UMI NO YA – Uto Monogatari

Ewen Chardronnet, Maya Minder – video 14’30

Au sud du Japon, au pied de la péninsule d’Uto, dans le parc Sumiyoshi, près du sanctuaire, se trouve un monument. La face du monument est le profil d’une femme d’âge moyen à lunettes portant une chemise boutonnée, le regard légèrement incliné vers le haut et au loin, comme si elle surveillait la mer. Sous le portrait est inscrit IN MEMORY OF MADAME KATHLEEN MARY DREW, D. Sc. – une phycologue britannique qui est décédée en 1957 à l’âge de 56 ans, sans avoir jamais mis les pieds au Japon.

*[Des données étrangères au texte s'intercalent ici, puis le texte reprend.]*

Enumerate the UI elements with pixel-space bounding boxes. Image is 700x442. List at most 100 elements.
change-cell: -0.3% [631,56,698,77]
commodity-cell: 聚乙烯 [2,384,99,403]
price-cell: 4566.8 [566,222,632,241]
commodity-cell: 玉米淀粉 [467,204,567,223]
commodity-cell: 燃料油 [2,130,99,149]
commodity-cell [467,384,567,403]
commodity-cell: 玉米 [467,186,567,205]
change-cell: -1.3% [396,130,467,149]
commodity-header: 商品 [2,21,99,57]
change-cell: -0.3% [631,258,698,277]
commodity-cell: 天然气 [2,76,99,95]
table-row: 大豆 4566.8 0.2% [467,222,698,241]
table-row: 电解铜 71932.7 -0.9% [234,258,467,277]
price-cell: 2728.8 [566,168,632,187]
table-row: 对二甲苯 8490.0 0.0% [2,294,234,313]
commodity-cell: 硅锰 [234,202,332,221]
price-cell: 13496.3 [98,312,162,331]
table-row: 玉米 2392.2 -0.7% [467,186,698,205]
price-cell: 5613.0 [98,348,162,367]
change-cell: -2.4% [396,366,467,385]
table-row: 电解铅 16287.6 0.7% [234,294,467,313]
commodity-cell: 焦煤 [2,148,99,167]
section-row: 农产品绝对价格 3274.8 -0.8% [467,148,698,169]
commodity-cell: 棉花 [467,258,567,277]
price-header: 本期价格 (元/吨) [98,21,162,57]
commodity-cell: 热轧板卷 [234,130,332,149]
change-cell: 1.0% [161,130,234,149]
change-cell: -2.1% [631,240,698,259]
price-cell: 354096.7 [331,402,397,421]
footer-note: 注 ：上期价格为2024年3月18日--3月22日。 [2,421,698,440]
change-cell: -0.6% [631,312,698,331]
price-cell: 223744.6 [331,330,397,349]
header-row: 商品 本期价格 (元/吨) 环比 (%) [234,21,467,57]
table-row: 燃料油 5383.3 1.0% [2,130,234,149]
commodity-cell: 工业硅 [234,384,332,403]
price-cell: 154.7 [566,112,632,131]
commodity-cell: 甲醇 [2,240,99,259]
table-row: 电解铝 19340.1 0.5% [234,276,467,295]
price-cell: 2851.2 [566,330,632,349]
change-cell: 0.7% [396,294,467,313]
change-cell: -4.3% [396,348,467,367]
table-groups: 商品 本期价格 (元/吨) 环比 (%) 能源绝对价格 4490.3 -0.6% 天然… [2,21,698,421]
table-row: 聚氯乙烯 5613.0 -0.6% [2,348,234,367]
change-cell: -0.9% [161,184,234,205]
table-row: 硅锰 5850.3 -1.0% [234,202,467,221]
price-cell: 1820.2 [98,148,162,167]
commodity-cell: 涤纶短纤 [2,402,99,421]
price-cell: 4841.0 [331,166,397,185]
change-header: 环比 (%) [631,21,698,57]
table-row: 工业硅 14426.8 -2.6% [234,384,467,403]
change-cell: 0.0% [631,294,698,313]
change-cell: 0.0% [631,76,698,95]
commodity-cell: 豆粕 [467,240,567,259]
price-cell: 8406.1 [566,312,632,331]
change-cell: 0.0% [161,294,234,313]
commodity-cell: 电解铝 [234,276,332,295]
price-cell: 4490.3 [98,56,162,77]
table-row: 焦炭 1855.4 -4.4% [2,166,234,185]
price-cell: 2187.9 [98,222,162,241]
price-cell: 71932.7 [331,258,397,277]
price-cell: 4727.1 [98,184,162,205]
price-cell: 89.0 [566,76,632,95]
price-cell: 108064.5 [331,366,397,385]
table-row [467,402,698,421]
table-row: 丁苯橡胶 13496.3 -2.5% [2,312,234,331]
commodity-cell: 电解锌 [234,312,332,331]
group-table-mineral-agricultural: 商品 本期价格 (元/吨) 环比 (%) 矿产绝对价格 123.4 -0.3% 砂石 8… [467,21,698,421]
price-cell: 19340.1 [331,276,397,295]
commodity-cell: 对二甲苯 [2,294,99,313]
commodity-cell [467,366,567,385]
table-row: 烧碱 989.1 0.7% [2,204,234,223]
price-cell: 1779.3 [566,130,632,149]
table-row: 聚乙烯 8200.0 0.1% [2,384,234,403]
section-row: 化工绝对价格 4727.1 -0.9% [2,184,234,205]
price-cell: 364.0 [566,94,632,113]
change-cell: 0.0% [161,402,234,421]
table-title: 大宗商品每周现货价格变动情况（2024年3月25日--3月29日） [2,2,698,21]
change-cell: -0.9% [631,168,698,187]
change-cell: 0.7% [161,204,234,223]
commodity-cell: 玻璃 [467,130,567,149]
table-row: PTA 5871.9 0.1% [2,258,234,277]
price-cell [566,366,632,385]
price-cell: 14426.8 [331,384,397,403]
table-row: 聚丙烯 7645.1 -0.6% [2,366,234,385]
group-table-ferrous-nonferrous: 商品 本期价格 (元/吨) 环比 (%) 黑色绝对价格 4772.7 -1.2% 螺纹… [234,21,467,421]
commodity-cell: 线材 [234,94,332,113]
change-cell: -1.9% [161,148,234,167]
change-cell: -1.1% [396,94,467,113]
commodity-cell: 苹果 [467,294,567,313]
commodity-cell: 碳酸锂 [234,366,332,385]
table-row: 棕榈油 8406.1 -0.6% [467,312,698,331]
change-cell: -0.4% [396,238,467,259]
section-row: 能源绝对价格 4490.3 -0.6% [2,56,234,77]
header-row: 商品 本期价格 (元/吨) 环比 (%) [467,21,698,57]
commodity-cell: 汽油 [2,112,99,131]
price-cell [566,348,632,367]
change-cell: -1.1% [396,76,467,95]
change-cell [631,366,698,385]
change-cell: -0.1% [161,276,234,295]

De cet endroit, vous pouvez voir tout le tour de la mer d’Ariake, au large de la côte ouest de Kyushu, de Kumamoto à Fukuoka, de Saga à Nagasaki. De fin octobre à mars, vous pourrez également voir des filets colorés flottant au bord de la mer, ou de grands poteaux plantés sur le rivage. C’est la saison de la récolte du nori, l’algue indigène du Japon.

Le nori est cultivé autour de la rivière Kikugawa à Kumamoto depuis l’époque Meiji, au 19e siècle, où la récolte annuelle était régulièrement soumise aux caprices de la nature. La situation était particulièrement grave après la Seconde Guerre mondiale, lorsque la nourriture était rare, et les scientifiques japonais se sont efforcés de comprendre le cycle de vie complet du nori afin de pouvoir le cultiver de manière plus fiable.

Pendant ce temps, à Manchester, le Dr Kathleen Drew-Baker étudiait méticuleusement les espèces européennes d’algues rouges, comme le Laver. En 1949, elle découvrit par hasard que les filaments d’algues nichés dans les coquillages pendant l’été étaient en fait les mêmes espèces d’algues qui arrivaient à maturité pour donner l’algue comestible que l’on récoltait régulièrement en automne. Et si le cycle de vie du nori japonais était similaire à celui de l’algue galloise ?

Tel était le thème d’un échange de lettres animé pendant plusieurs années concernant le Porphyra (Conchocelis), les semis de nori et les coquilles d’huîtres avec le botaniste marin japonais Segawa Sokichi. Le chercheur a relayé les découvertes de Drew à son collègue Fusao Ota à Kumamoto, qui a finalement diffusé la technique auprès des cultivateurs de nori locaux. En quelques années, la production de nori de la mer d’Ariake a considérablement augmenté, annonçant une industrie qui atteindrait son apogée dans les décennies suivantes. Nous sommes en 1957.

Depuis 1963, le monument du parc Sumiyoshi commémore le Dr Kathleen Drew-Baker, qui fut la première à découvrir la pièce manquante du cycle de vie du nori. Dans la région, où les spores de nori sont soigneusement ensemencées dans des coquilles d’huîtres chaque été, elle est reconnue comme la mère biologique – umi no oya (生みの親) – de l’aquaculture du nori. Chaque année, le 14 avril, sa contribution est célébrée par un festival dédié, tandis qu’une cérémonie shintoïste honore la phycologue britannique comme une divinité. Il n’est pas étonnant que certains interprètent son statut légendaire comme umi no oya (海の親) – la mère de la mer [Ariake].

Aujourd’hui, la mémoire vivante de cette série d’événements historiques est l’assistant et héritier du professeur Ota, Fumiichi Yamamoto, chercheur de nori âgé de 85 ans. Il travaille toujours dans un laboratoire de fortune situé dans un entrepôt, juste en bas de la rue du parc Sumiyoshi à Uto, passant huit heures par jour à regarder dans un microscope, analysant la santé actuelle des plants de nori cultivés. L’histoire du monument Drew est aussi son histoire.